Surprised, I said, “People don’t usually ask that question. We were kids, each other’s first love. No one expects that to last.”
“Including you and Dev?” Her hand held mine as calmly as ever, but the entire rest of her seemed to bristle with skepticism. It occurred to me to wonder if anyone had ever managed to lie to Edith in her entire life.
I shook my head. “No. We expected it to last forever. But then he went away for months and months, even though I asked him not to, and I was lost. I know that sounds trite—lost without him—but I was so directionless. I stumbled through my days like some kind of wounded animal. Sometimes, I’d be driving to someplace I’d been lots of times before, and I’d literally get lost.”
Suddenly, I had a thought. “Oh, gosh, you know what? He was my safe place.”
“Yes, it does sound that way. But you couldn’t carry him around like a turtle shell. When he was gone, the safe place went, too?”
“Yes. I’ve never thought of it that way before, but yes. I hated that I didn’t know who I was without him and that I couldn’t function. So when he got back, I left him. I told him I needed to grow up and figure out how to be a full-fledged, happy person without him.”
“That makes sense to me.”
I groaned. “Except look where it got me. Four years later, and here I am: cold feet on my wedding day, like some idiot cliché.” I covered my face with my hands and pressed hard against my eyes. “I’ve made a total mess of everything.”
“Or maybe it worked, the growing up,” said Edith, quietly. “Maybe it was all leading up to right now.”
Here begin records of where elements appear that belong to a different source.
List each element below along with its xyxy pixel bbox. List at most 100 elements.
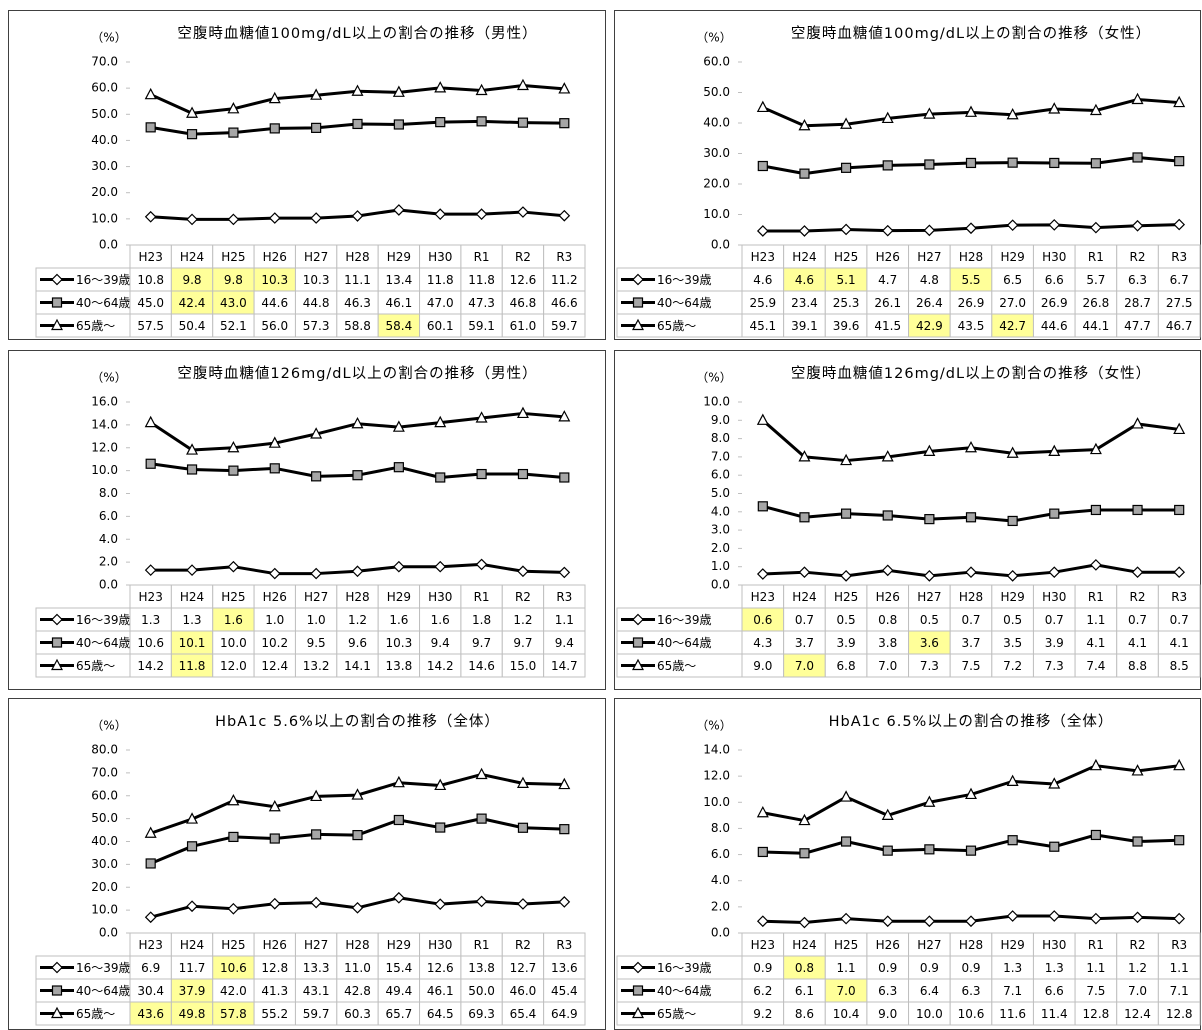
legend-marker xyxy=(51,297,63,308)
value-label: 42.7 xyxy=(999,319,1026,333)
value-label: 0.8 xyxy=(878,613,897,627)
value-label: 14.7 xyxy=(551,659,578,673)
marker-diamond xyxy=(227,560,240,573)
marker-diamond xyxy=(881,915,894,928)
value-label: 10.3 xyxy=(386,636,413,650)
marker-square xyxy=(965,512,977,523)
marker-triangle xyxy=(881,450,894,462)
value-label: 15.4 xyxy=(386,961,413,975)
value-label: 3.9 xyxy=(837,636,856,650)
value-label: 4.8 xyxy=(920,273,939,287)
value-label: 8.6 xyxy=(795,1007,814,1021)
value-label: 13.2 xyxy=(303,659,330,673)
y-tick-label: 20.0 xyxy=(91,880,118,894)
value-label: 0.7 xyxy=(961,613,980,627)
marker-triangle xyxy=(923,795,936,807)
marker-square xyxy=(882,845,893,856)
marker-diamond xyxy=(558,566,571,579)
marker-square xyxy=(517,468,529,480)
value-label: 64.9 xyxy=(551,1007,578,1021)
y-tick-label: 50.0 xyxy=(91,811,118,825)
value-label: 46.3 xyxy=(344,296,371,310)
x-tick-label: R1 xyxy=(1088,938,1104,952)
marker-diamond xyxy=(1090,912,1102,925)
marker-triangle xyxy=(840,117,853,129)
marker-triangle xyxy=(516,406,529,419)
marker-square xyxy=(186,841,198,852)
marker-square xyxy=(1007,835,1018,846)
x-tick-label: R3 xyxy=(556,250,572,264)
marker-diamond xyxy=(186,900,198,913)
marker-diamond xyxy=(1006,910,1019,922)
value-label: 1.6 xyxy=(389,613,408,627)
value-label: 7.1 xyxy=(1003,984,1022,998)
legend-label: 65歳～ xyxy=(76,659,115,673)
legend-label: 16～39歳 xyxy=(76,961,131,975)
x-tick-label: H29 xyxy=(387,590,411,604)
y-tick-label: 60.0 xyxy=(703,55,730,69)
marker-square xyxy=(145,458,156,469)
marker-triangle xyxy=(1089,103,1102,116)
marker-triangle xyxy=(475,83,488,96)
y-tick-label: 10.0 xyxy=(703,395,730,409)
marker-square xyxy=(882,510,893,521)
value-label: 46.1 xyxy=(386,296,413,310)
marker-diamond xyxy=(965,566,977,579)
marker-diamond xyxy=(923,915,936,928)
value-label: 3.7 xyxy=(795,636,814,650)
x-tick-label: R2 xyxy=(1130,250,1146,264)
value-label: 46.0 xyxy=(510,984,537,998)
value-label: 1.1 xyxy=(837,961,856,975)
value-label: 42.8 xyxy=(344,984,371,998)
marker-square xyxy=(1049,841,1060,852)
value-label: 47.7 xyxy=(1124,319,1151,333)
marker-triangle xyxy=(965,787,977,800)
legend-label: 40～64歳 xyxy=(657,296,712,310)
marker-triangle xyxy=(392,420,405,432)
legend-label: 40～64歳 xyxy=(76,296,131,310)
marker-triangle xyxy=(840,453,853,466)
marker-triangle xyxy=(881,808,894,820)
marker-square xyxy=(145,122,156,133)
value-label: 9.8 xyxy=(182,273,201,287)
marker-square xyxy=(1132,836,1143,847)
y-tick-label: 10.0 xyxy=(91,211,118,225)
chart-title: HbA1c 6.5%以上の割合の推移（全体） xyxy=(829,712,1114,730)
y-tick-label: 12.0 xyxy=(703,769,730,783)
x-tick-label: H27 xyxy=(917,250,941,264)
x-tick-label: H27 xyxy=(917,590,941,604)
marker-square xyxy=(311,829,322,840)
panel-border xyxy=(614,350,1201,690)
y-tick-label: 10.0 xyxy=(703,207,730,221)
value-label: 30.4 xyxy=(137,984,164,998)
marker-square xyxy=(269,463,280,474)
marker-diamond xyxy=(144,210,157,223)
y-tick-label: 40.0 xyxy=(91,133,118,147)
value-label: 57.5 xyxy=(137,319,164,333)
marker-triangle xyxy=(1131,764,1144,776)
value-label: 4.1 xyxy=(1128,636,1147,650)
marker-triangle xyxy=(1006,107,1019,120)
marker-square xyxy=(559,472,570,483)
x-tick-label: H27 xyxy=(304,590,328,604)
legend-label: 16～39歳 xyxy=(657,273,712,287)
panel-border xyxy=(8,350,606,690)
legend-marker xyxy=(632,613,644,626)
y-tick-label: 0.0 xyxy=(99,926,118,940)
value-label: 7.5 xyxy=(1086,984,1105,998)
marker-diamond xyxy=(351,210,364,222)
value-label: 13.6 xyxy=(551,961,578,975)
y-tick-label: 70.0 xyxy=(91,765,118,779)
value-label: 43.1 xyxy=(303,984,330,998)
marker-triangle xyxy=(798,118,811,131)
value-label: 14.2 xyxy=(137,659,164,673)
legend-marker xyxy=(51,985,63,996)
marker-square xyxy=(1174,835,1185,846)
x-tick-label: H23 xyxy=(139,938,163,952)
value-label: 10.1 xyxy=(179,636,206,650)
x-tick-label: R2 xyxy=(515,250,531,264)
value-label: 1.8 xyxy=(472,613,491,627)
legend-marker xyxy=(51,637,63,648)
marker-triangle xyxy=(558,82,571,94)
x-tick-label: H29 xyxy=(387,938,411,952)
I dropped my hands, turned my face to the blue sky, and sat completely still, listening to Edith as hard as I could, even though I knew her words just might upend my life like a table, sending everything crashing, so that I’d have to start over. Or maybe not “even though,” maybe “because.” With the state I was in, I couldn’t say for sure.
She went on, gathering steam. “Maybe this moment is the test. I have been watching you because I’m old and that’s what I do: sit outside of things and watch. I see that you’re a good person, a loving daughter, a true friend. What if it’s time to be your own friend, Clare? If your grown-up self took you by the hand right now, where would she lead you?”
No one should live with someone who scares her.
My heart began to pound, but I sat up as straight as I could. “Could you hold my hand again, just for a minute, before I go?”
“Courage, dear heart,” said Edith, and she held.
I deserved to remember his face until the day I died. I don’t mean his face after, but the way it looked before, when I knocked on his hotel room door, and he said, “Come in,” and I did. His face in the tiny, shiny, hope-lit spot of time before I started talking: the trust, the instant openness, like something blooming, and the joy.
I shut the door and leaned against it.
“Hey,” he said, grinning, turning off the TV, and standing up. He still wore his golf clothes, a pink-and-white-striped polo shirt and frog-green shorts. “You’re totally breaking the rules, you know.”
I held up my hand to stop him from walking toward me and forced myself to keep looking at him.
“Zach, I need to say something.”
“Anything.”
“I am sorrier than I have ever been in my life and than I ever expect to be again, even if I live to be a hundred, but I can’t marry you.”
He opened his mouth, but no sound came out. Like I’d thrown something heavy at him, he rocked back on his heels and fell into his chair.